The Berkeley Distinguished Lectures in Data Science, co-hosted by the Berkeley Institute for Data Science (BIDS) and the Berkeley Division of Data Sciences, features Berkeley faculty doing visionary research that illustrates the character of the ongoing data revolution.  This lecture series is offered to engage our diverse campus community and enrich active connections among colleagues.  All campus community members are welcome and encouraged to attend. Arrive at 3:30 PM for light refreshments and discussion prior to the formal presentation.

Speaker(s)

Jesse Rothstein

Professor, Public Policy and Economics; Director, Institute for Research on Labor and Employment (IRLE)

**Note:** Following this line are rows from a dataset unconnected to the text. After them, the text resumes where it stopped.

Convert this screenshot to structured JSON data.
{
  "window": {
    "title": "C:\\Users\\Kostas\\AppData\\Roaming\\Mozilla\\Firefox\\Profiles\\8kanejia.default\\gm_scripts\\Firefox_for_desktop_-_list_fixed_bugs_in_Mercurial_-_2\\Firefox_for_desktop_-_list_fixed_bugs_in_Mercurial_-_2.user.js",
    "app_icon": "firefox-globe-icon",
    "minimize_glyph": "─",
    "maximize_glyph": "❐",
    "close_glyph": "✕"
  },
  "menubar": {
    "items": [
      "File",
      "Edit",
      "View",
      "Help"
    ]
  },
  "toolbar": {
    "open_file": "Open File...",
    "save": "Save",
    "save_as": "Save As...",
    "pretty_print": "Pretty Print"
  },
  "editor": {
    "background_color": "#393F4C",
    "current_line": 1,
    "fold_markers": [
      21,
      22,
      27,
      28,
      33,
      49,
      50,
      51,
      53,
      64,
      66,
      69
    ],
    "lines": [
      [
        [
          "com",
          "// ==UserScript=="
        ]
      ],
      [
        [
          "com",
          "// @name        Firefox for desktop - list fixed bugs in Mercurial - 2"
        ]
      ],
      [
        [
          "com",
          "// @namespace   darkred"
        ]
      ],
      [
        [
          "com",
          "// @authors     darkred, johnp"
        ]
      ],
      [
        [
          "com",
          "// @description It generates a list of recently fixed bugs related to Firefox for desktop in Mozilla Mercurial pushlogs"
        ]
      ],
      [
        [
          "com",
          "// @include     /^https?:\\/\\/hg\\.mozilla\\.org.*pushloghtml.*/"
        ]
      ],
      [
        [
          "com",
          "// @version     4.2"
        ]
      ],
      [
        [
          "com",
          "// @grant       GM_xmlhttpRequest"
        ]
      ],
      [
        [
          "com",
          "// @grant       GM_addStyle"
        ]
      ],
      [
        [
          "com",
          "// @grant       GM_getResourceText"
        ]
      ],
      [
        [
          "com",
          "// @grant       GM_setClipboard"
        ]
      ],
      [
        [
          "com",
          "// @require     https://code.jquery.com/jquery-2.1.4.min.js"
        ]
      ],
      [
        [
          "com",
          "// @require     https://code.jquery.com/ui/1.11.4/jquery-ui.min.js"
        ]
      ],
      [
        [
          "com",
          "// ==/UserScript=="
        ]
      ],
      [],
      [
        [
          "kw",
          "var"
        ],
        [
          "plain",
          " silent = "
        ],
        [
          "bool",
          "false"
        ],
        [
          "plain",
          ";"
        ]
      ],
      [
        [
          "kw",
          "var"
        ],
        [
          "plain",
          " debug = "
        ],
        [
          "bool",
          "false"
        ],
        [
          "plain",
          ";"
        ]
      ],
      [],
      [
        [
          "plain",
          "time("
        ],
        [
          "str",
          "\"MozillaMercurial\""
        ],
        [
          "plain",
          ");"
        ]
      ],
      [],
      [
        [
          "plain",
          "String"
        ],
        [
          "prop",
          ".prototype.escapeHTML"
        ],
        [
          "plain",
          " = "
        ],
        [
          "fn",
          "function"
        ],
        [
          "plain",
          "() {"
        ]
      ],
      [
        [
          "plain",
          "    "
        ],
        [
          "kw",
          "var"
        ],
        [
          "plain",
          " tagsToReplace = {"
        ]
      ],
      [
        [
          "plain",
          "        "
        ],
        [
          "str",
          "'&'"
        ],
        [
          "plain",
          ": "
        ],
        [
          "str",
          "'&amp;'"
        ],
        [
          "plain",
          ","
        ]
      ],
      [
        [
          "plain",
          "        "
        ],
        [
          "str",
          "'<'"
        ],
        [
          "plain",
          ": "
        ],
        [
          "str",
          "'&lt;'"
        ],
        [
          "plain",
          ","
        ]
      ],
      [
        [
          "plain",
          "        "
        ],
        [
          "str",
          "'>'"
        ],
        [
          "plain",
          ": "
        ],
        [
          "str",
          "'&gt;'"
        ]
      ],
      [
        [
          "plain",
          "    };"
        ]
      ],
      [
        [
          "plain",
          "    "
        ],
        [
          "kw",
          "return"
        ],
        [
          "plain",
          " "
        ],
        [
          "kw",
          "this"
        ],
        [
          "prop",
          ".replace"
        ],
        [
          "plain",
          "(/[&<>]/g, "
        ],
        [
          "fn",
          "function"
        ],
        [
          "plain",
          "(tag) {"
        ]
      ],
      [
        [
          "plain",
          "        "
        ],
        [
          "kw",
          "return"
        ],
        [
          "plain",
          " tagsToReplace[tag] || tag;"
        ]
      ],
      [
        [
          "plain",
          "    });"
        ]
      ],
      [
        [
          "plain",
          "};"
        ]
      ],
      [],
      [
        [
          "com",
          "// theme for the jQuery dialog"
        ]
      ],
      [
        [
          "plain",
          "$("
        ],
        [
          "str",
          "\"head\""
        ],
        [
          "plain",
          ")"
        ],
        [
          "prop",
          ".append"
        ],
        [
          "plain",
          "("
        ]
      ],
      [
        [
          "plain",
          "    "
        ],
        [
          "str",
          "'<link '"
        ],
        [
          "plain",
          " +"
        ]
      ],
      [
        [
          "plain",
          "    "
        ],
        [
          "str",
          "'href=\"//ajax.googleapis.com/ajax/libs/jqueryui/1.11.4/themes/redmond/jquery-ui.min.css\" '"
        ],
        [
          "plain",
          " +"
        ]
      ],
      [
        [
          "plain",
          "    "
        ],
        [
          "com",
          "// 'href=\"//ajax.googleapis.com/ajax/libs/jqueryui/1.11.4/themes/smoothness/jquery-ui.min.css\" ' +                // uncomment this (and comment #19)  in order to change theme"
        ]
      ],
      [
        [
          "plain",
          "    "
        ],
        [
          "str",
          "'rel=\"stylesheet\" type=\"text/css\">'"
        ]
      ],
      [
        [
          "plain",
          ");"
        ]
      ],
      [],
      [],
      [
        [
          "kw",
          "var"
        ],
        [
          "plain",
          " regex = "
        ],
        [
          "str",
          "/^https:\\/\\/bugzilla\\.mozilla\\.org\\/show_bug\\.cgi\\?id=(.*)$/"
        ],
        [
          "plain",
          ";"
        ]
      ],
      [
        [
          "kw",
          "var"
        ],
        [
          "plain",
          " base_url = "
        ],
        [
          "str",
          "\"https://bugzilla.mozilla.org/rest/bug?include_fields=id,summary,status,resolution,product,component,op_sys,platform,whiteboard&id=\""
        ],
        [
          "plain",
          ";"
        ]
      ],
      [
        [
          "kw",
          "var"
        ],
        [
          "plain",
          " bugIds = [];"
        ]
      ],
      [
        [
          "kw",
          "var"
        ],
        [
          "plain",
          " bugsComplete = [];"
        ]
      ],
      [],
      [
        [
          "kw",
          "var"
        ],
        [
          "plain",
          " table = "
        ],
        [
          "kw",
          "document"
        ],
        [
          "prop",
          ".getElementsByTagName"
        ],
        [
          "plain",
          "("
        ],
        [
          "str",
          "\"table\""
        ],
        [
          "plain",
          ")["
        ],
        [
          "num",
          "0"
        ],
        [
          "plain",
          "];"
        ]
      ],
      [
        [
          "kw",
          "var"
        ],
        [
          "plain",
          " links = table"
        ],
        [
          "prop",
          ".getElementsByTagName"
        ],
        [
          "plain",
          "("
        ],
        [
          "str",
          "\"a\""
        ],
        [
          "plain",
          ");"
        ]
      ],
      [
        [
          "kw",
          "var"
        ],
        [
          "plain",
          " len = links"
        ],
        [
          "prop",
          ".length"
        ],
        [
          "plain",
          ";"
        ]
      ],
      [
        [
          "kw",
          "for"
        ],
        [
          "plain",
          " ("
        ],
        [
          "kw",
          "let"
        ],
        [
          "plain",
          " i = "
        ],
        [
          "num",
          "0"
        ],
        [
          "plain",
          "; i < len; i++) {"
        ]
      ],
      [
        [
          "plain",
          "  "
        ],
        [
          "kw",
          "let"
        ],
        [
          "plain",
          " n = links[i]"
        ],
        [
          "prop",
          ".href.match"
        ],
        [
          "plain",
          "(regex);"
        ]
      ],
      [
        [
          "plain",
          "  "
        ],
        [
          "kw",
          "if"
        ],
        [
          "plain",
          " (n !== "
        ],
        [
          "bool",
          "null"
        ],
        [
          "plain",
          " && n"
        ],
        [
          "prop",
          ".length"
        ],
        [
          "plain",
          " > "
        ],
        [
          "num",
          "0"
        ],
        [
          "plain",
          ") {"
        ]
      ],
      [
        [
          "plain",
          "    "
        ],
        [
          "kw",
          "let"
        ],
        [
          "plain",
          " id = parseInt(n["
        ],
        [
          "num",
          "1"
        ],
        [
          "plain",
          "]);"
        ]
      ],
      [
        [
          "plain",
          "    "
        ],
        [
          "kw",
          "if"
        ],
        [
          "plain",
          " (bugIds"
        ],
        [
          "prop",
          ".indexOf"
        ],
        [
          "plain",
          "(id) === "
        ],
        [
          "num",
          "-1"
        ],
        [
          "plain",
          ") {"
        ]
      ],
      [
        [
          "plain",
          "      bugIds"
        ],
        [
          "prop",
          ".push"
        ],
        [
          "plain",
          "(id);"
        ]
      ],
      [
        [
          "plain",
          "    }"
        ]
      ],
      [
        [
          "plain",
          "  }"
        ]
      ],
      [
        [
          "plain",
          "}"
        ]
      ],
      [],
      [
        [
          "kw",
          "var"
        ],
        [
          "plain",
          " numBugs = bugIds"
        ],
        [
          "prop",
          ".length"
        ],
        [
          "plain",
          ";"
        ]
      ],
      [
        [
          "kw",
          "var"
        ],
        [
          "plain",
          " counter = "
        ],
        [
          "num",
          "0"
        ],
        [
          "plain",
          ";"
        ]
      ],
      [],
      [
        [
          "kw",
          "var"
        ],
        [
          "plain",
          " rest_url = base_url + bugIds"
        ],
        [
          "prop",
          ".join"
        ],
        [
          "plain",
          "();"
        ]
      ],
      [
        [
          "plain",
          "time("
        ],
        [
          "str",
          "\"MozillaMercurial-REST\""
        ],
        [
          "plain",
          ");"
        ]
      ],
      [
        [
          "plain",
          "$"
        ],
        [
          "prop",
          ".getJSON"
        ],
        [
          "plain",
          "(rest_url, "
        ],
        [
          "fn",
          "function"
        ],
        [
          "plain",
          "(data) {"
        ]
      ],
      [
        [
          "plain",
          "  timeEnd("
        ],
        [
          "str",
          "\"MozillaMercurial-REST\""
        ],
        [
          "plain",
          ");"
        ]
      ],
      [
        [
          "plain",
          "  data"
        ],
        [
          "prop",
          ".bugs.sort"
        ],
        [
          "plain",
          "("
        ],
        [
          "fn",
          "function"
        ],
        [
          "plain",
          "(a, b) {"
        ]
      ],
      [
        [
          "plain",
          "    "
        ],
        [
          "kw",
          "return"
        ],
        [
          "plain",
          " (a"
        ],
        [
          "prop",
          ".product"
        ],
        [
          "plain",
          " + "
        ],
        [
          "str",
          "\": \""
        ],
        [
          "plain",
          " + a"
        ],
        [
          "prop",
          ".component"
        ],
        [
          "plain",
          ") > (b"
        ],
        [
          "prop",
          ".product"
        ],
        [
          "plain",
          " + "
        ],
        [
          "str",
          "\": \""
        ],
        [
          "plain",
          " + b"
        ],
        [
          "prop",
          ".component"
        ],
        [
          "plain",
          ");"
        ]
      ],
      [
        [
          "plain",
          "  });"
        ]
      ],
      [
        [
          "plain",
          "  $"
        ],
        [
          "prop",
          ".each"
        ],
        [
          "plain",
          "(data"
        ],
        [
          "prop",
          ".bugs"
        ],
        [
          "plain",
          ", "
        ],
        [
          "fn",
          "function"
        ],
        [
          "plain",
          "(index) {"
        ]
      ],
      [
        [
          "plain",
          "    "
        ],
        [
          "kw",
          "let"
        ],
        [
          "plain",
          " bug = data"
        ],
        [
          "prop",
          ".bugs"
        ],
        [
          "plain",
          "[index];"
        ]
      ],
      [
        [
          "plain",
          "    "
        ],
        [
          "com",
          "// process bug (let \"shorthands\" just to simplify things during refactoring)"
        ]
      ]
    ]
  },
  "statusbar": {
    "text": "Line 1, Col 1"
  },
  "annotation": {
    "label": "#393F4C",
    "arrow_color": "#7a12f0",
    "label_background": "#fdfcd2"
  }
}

Jesse Rothstein is a public and labor economist. His research focuses on education and tax policy, and particularly on the way that public institutions ameliorate or reinforce the effects of children’s families on their academic and economic outcomes. Within education, he has conducted studies on teacher evaluation; on the value of school infrastructure spending; on affirmative action in college and graduate school admissions; and on the causes and consequences of racial segregation. He has also written about the effects of unemployment insurance on job search and labor force participation; the role of structural factors in impeding recovery from the Great Recession; and the incidence of the Earned Income Tax Credit.

Rothstein's work has been published in the American Economic Review, the Quarterly Journal of Economics, the Journal of Public Economics, the Chicago Law Review, and the American Economic Journal: Economic Policy, among other outlets. He has a Ph.D. in economics from the University of California, Berkeley, and an MPP from the Goldman School, and he is a Research Associate of the National Bureau of Economic Research. In 2009-2010 he served as a Senior Economist for the Council of Economic Advisers and then as Chief Economist at the U.S. Department of Labor.